This tutorial will take you through the motions of creating your own online service for Release Manager to connect with.
There are three parts to making this work. You need to set up your online service. You need to configure Release Manager to call your service and lastly you might need to pass your Release Manager session into your game.
The post service works by sending a post instruction to a web service and reading the response either a 200 for success or anything else is a fail. Additionally all cookies sent back will be added to your Release Manager properties and can be passed to your application.
Release Manager post login sample: authenticate.php
<?php function SendDeny($message = "Invalid Username/Password"){ header('HTTP/1.1 403 '.$message); exit(); } function SendOk($session){ header('HTTP/1.1 200 Ok'); setcookie('Session', $session, time() + (86400 * 30), "/"); exit(); } $username=$_POST["username"]; $password=$_POST["password"]; if($username == '' || $password == ''){ SendDeny(); } else { $session=null; // CODE TO AUTHENTICATE USER AND CREATE SESSION HERE if (!isset($session)){ SendDeny(); } SendOk($session); }
Line 3-6 shows how we return a Deny. We send a 403 with the message behind it. That message will be available in Release Manager after the failed login.
Line 8-11 show how we return a 200 with the session as a cookie. You can send as many set-cookies as you want all of them will be added to Release Manager's properties on return.

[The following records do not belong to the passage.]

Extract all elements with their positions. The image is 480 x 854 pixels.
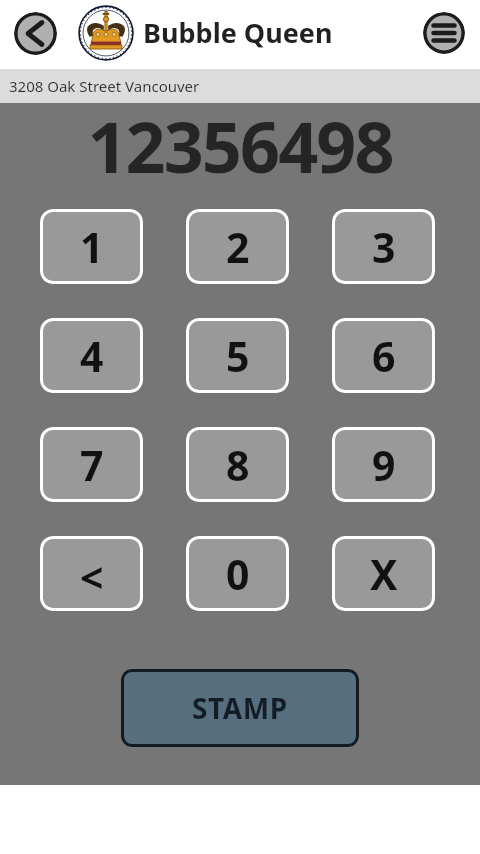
staticText: X	[370, 546, 398, 602]
staticText: Bubble Queen	[143, 14, 333, 51]
staticText: 6	[372, 328, 396, 384]
button[interactable]: 8	[186, 427, 289, 502]
button[interactable]: 7	[40, 427, 143, 502]
button[interactable]: 1	[40, 209, 143, 284]
button[interactable]: Menu	[423, 12, 465, 54]
staticText: 4	[80, 328, 104, 384]
button[interactable]: 9	[332, 427, 435, 502]
button[interactable]: STAMP	[121, 669, 359, 747]
staticText: 3	[372, 219, 396, 275]
staticText: 5	[226, 328, 250, 384]
staticText: <	[80, 549, 104, 605]
staticText: 1	[80, 219, 104, 275]
staticText: 0	[226, 546, 250, 602]
button[interactable]: Back	[14, 12, 57, 55]
button[interactable]: 0	[186, 536, 289, 611]
button[interactable]: 4	[40, 318, 143, 393]
staticText: 9	[372, 437, 396, 493]
button[interactable]: 3	[332, 209, 435, 284]
button[interactable]: <	[40, 536, 143, 611]
staticText: 2	[226, 219, 250, 275]
button[interactable]: 5	[186, 318, 289, 393]
button[interactable]: 2	[186, 209, 289, 284]
button[interactable]: 6	[332, 318, 435, 393]
staticText: 8	[226, 437, 250, 493]
staticText: 7	[80, 437, 104, 493]
staticText: 3208 Oak Street Vancouver	[9, 76, 200, 96]
button[interactable]: X	[332, 536, 435, 611]
staticText: 12356498	[0, 98, 480, 193]
staticText: STAMP	[192, 689, 288, 727]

Line 14 on. We pull the two parameters from the post. For now these can not be changed. We will make the system more flexible over the next few releases.
At line 22 you would need to add the code that does the authentication, most probably by hashing the password and doing a database lookup. This part is up to your developers.
After that the system either sends a deny or an ok.
First you will need to set up a login group. Groups are a new features where items are placed together and can be shown or hidden based on events in the system.
In the above image you can see the login group that has been defined. The login group is all the items needed to perform a login.
These text fields must both have specific property names. These names are passed through as username and password to the post. To keep things simple they need to be username and password all lowercase.
The group needs to be visible when you have not logged in. You can see the settings needed for that. Groups can have a variety of display conditions and using them gives you the ability to really customize your users experience.
To aid in the group display rules the system has a preview state shortcut. You can change the login status and the various other statuses in the drop down. This aids in creating your launcher.
You need to select a Login button of type post.
Your fully qualified url. You must make sure your URL is an https with a secure certificate (The certificate provider must be one that supports Java 1.8).
Once configured you can test your login with the test fields and button. It will show you the response from your service and what cookies were returned and how they will be added into the Properties.
You can see that Post.Session is added to the properties as that is what is returned as Session from our cookie.
As you can see the property Post.Error is added. You can then include that in a label on screen as ${Post.Error} it starts off empty and will clear each time Login is pressed.
There are two options on how to pass the session (or any other values) to your executable. You can add them as a command line or you can set a system variable. The image below shows you how to do both. Keep in mind each line of the box command line arguments is a new argument, this allows you to pass strings with spaces as a single argument.
The top box sets a system environment variable called session to the value in your Session cookie returned from the post. Alternatively you can set the first command line argument to the same session. We don't recommend using the command line if you can avoid it as we also pass a multitude of values to it for configuring the screen resolution and other settings for some games.